"It's Harry Bennet," said Helen Eversleigh, gazing after him, and waving her hand.

"How are you, Harry?" Gilbert had shouted, as the boat went past.

Bennet, now some distance away, rested on his oars, and waved his hand to Helen, who was still regarding him, as was also Kitty; but it was the latter at whom he looked. However, he did not seek to talk, but watched the punt until it disappeared round a bend of the stream. His face thereupon expressed mingled feelings—a tremendous admiration of Kitty Thornton, and an intense hatred of Gilbert Eversleigh, whom he proceeded to curse aloud when out of sight, being the chief.

"He's a fine oarsman, a fine athlete," observed Helen, as the punt went on down-stream. She referred to Harry Bennet, whom she had known all her life, and for whom she had a liking. "I can't believe he is the bad lot they say he is.
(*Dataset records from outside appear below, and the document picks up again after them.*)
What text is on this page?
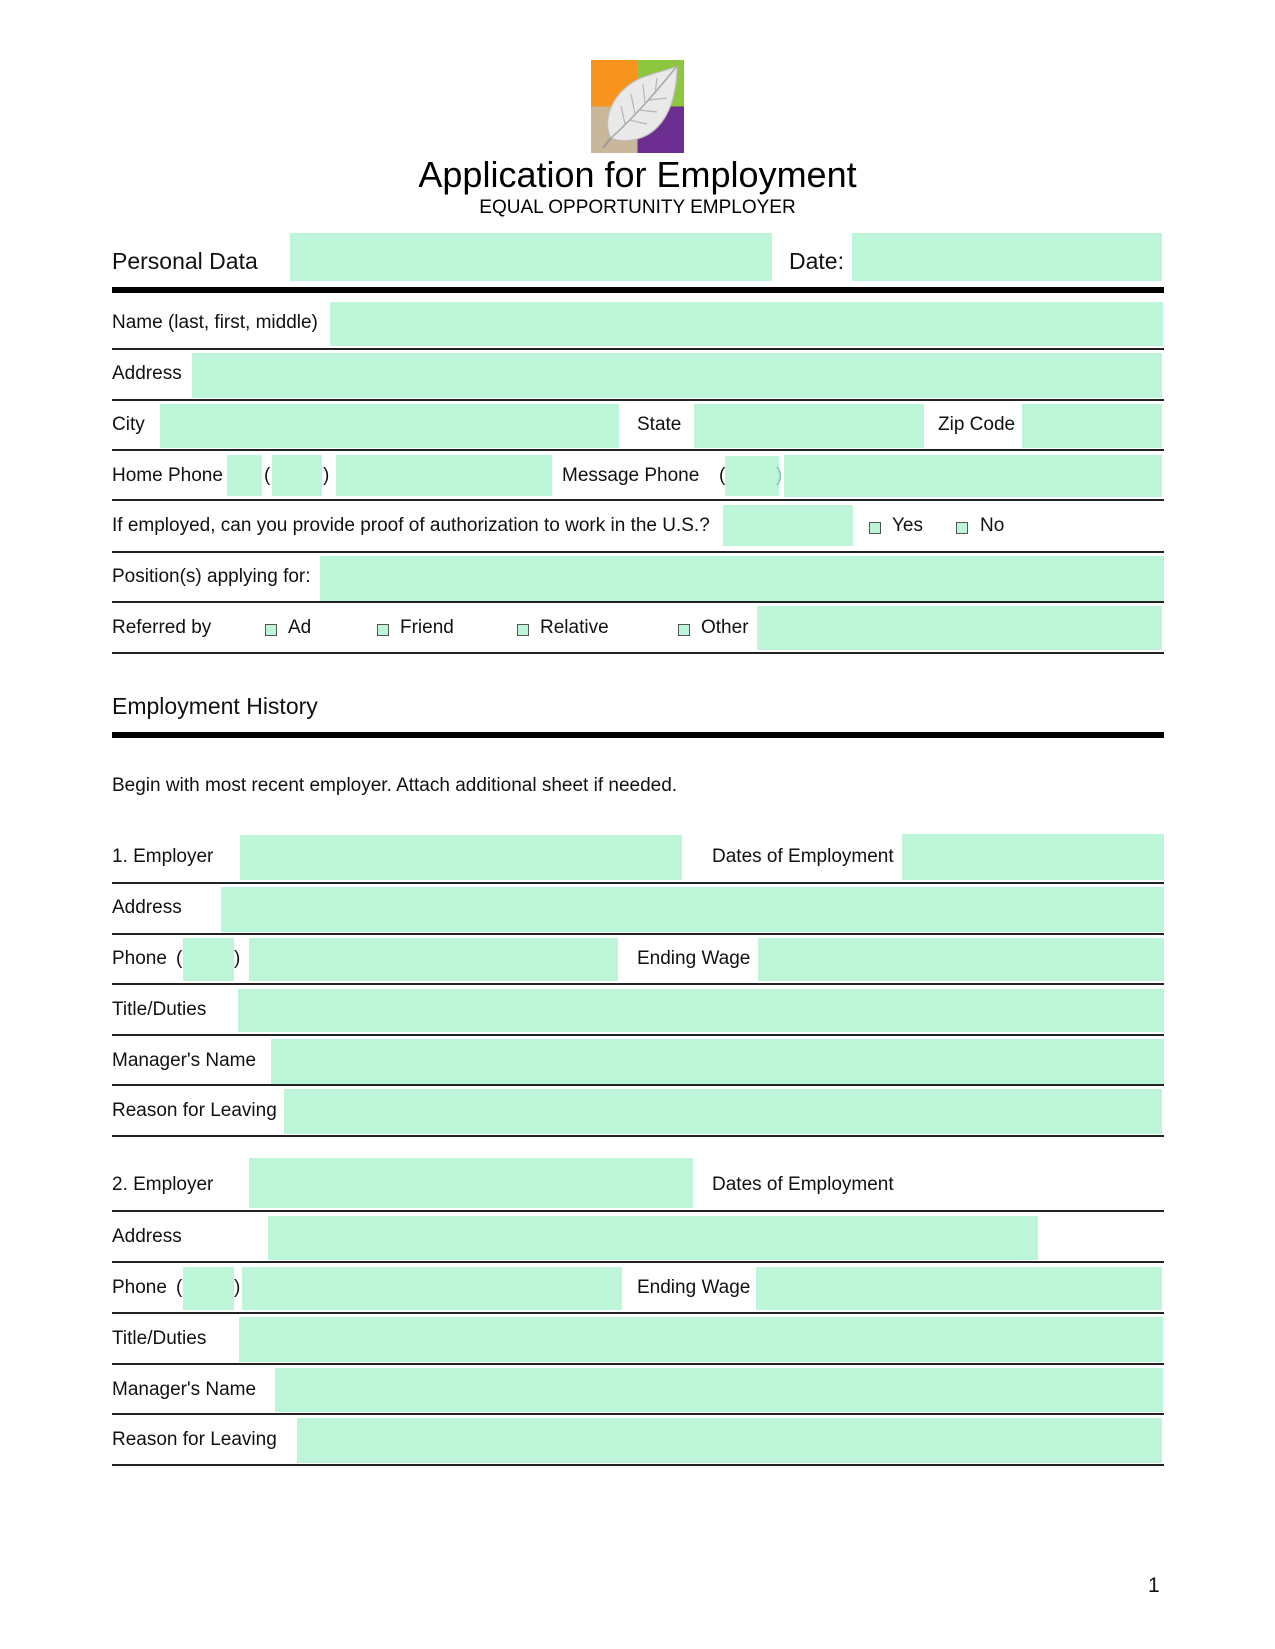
Application for Employment
EQUAL OPPORTUNITY EMPLOYER
Personal Data	Date:
Name (last, first, middle)
Address
City	State	Zip Code
Home Phone (	)	Message Phone (	)
If employed, can you provide proof of authorization to work in the U.S.?	Yes	No
Position(s) applying for:
Referred by	Ad	Friend	Relative	Other
Employment History
Begin with most recent employer. Attach additional sheet if needed.
1. Employer	Dates of Employment
Address
Phone (	)	Ending Wage
Title/Duties
Manager's Name
Reason for Leaving
2. Employer	Dates of Employment
Address
Phone (	)	Ending Wage
Title/Duties
Manager's Name
Reason for Leaving
1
If only he was not so keen on racing and betting! It's said that he is losing all his money and ruining himself. It seems such a pity!" And she sighed.

"Yes," said Kitty, glancing at her friend; but she did not continue the conversation. She knew of Helen's feeling for Bennet, but it was a feeling she herself did not share.

As for Gilbert, he said nothing at all either good or bad about the man whom he understood very well was his rival. But he had heard what was being said about Bennet quite openly, the sum and substance of which was that Harry had become a reckless and inveterate gambler.

The girls had heard something of this too, but only in the most general way. All three, however, were cognisant of the main facts of Bennet's life: how his father had died when he was a child, and how he had been petted, spoiled, and indulged by a foolish doting mother; how he had consequently grown into a wilful, headstrong, intractable boy; how, as he neared man-hood, he showed a gift of marvellous physical strength, in the development of which there for a time lay an illusory hope of his improvement; how, in his first year at the university, he had been a member of the crew which, after a long series of Oxford triumphs, had at last given a victory to the light blues; and how, on coming into his property a few months later, he had forthwith left Cambridge and taken to racing with frantic zest.

"It is such a pity," Helen went on; "but I think that so long as he keeps up his rowing there is a chance for him."

But now they were back at Molesey, and nothing more was said of Bennet at the time. At dinner in the evening, however, Helen spoke of their having seen him on the river, and repeated what she had said about it being a hopeful sign that he kept up his rowing.

"I think he doesn't row very much now," said her brother Ernest, who was a solicitor like his father, and expected soon to be a partner in the Lincoln's Inn firm. "He simply can't have the time. His stable and his horses and his betting-book absorb him entirely. I wonder what that new horse of his—he calls it 'Go Nap'—will do for him. He's sure to back it heavily."